Richard-Wang · May 19, 2020, 11:31pm

Below is my personal opinions, I would like to make a pr, but before that, what is your opinions ?

show_batch didn’t tell me what my model will see in a batch.

Actually there is variable number of pads behind sentences.

I can’t teach other very newbies what is actually passed to your model with this beautiful visual.
I can’t 100% use show_batch to confirm my data loading is correct.

If not showing the pad is to prevent too many words showed, we may be able to just use trunc_at, which limited number of words showed per cell.
If your PAD is not xxpad, it still appears.

And it seems that we can’t change PAD (?), so this may be meaningless.(?)

PS. Here is where this happened.

class Numericalize(Transform):
...
    def decodes(self, o): return L(self.vocab[o_] for o_ in o if self.vocab[o_] != PAD)
                                                                   !!! ↑↑ here ↑↑ !!!

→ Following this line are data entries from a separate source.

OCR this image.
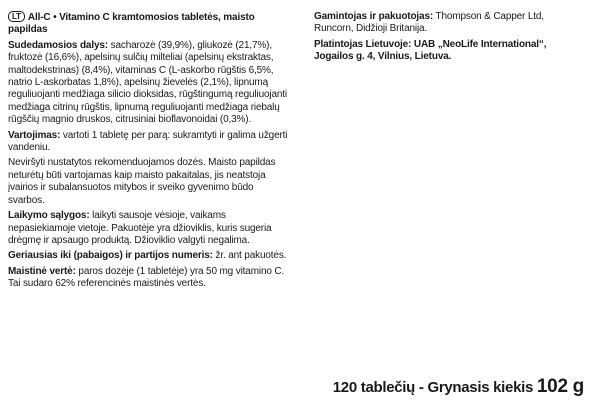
LT All-C • Vitamino C kramtomosios tabletės, maisto papildas
Sudedamosios dalys: sacharozė (39,9%), gliukozė (21,7%), fruktozė (16,6%), apelsinų sulčių milteliai (apelsinų ekstraktas, maltodekstrinas) (8,4%), vitaminas C (L-askorbo rūgštis 6,5%, natrio L-askorbatas 1,8%), apelsinų žievelės (2,1%), lipnumą reguliuojanti medžiaga silicio dioksidas, rūgštingumą reguliuojanti medžiaga citrinų rūgštis, lipnumą reguliuojanti medžiaga riebalų rūgščių magnio druskos, citrusiniai bioflavonoidai (0,3%).
Vartojimas: vartoti 1 tabletę per parą: sukramtyti ir galima užgerti vandeniu.
Neviršyti nustatytos rekomenduojamos dozės. Maisto papildas neturėtų būti vartojamas kaip maisto pakaitalas, jis neatstoja įvairios ir subalansuotos mitybos ir sveiko gyvenimo būdo svarbos.
Laikymo sąlygos: laikyti sausoje vėsioje, vaikams nepasiekiamoje vietoje. Pakuotėje yra džioviklis, kuris sugeria drėgmę ir apsaugo produktą. Džioviklio valgyti negalima.
Geriausias iki (pabaigos) ir partijos numeris: žr. ant pakuotės.
Maistinė vertė: paros dozėje (1 tabletėje) yra 50 mg vitamino C. Tai sudaro 62% referencinės maistinės vertės.
Gamintojas ir pakuotojas: Thompson & Capper Ltd, Runcorn, Didžioji Britanija.
Platintojas Lietuvoje: UAB „NeoLife International“, Jogailos g. 4, Vilnius, Lietuva.
120 tablečių - Grynasis kiekis 102 g
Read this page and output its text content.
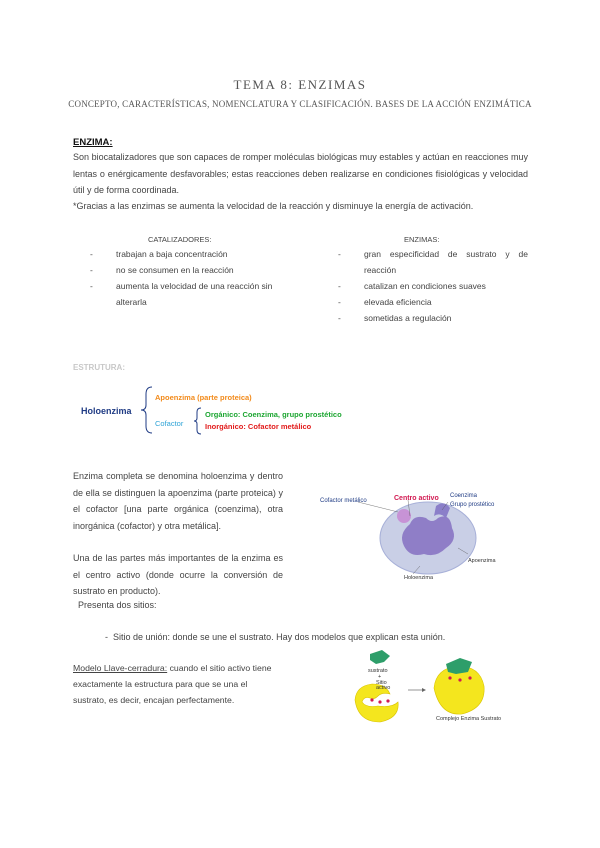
TEMA 8: ENZIMAS
CONCEPTO, CARACTERÍSTICAS, NOMENCLATURA Y CLASIFICACIÓN. BASES DE LA ACCIÓN ENZIMÁTICA
ENZIMA:
Son biocatalizadores que son capaces de romper moléculas biológicas muy estables y actúan en reacciones muy lentas o enérgicamente desfavorables; estas reacciones deben realizarse en condiciones fisiológicas y velocidad útil y de forma coordinada.
*Gracias a las enzimas se aumenta la velocidad de la reacción y disminuye la energía de activación.
CATALIZADORES:
- trabajan a baja concentración
- no se consumen en la reacción
- aumenta la velocidad de una reacción sin alterarla
ENZIMAS:
- gran especificidad de sustrato y de reacción
- catalizan en condiciones suaves
- elevada eficiencia
- sometidas a regulación
ESTRUTURA:
Holoenzima
Apoenzima (parte proteica)
Cofactor
Orgánico: Coenzima, grupo prostético
Inorgánico: Cofactor metálico
Enzima completa se denomina holoenzima y dentro de ella se distinguen la apoenzima (parte proteica) y el cofactor [una parte orgánica (coenzima), otra inorgánica (cofactor) y otra metálica].
Una de las partes más importantes de la enzima es el centro activo (donde ocurre la conversión de sustrato en producto).
Presenta dos sitios:
-  Sitio de unión: donde se une el sustrato. Hay dos modelos que explican esta unión.
Modelo Llave-cerradura: cuando el sitio activo tiene exactamente la estructura para que se una el sustrato, es decir, encajan perfectamente.
Cofactor metálico	Centro activo Coenzima
Grupo prostético
Apoenzima
Holoenzima
sustrato
+
Sitio
activo
Complejo Enzima Sustrato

sgugger · May 20, 2020, 11:33am

In practice, with the first batch having the longest texts in classification, you’d see only xxpad on all your texts when inspecting the IMDB dataset.
I’d suggest using another transform where you change this or just monkey-patching Numericalize.

Richard-Wang · May 20, 2020, 12:24pm

Thanks your reply!

So we don’t show pad because there is lots of pad in maybe samples after 7 th because text in 1st sample is super long (when using SortedDL)?

Can we modify it to be able to pass sth like pad_token to TextBlock through kwargs and then toNumericalize.__init__, and Numercalize.decodes discard pad only when pad_token is not None ?
So

We can choose show pad or not easierly.
Even if your pad is not xxpad, we still can choose not to show it(e.g. pad_token=‘[PAD]’).

sgugger · May 20, 2020, 12:26pm

Sure, that’s a reasonable behavior. Go ahead with a PR if you want to add this change.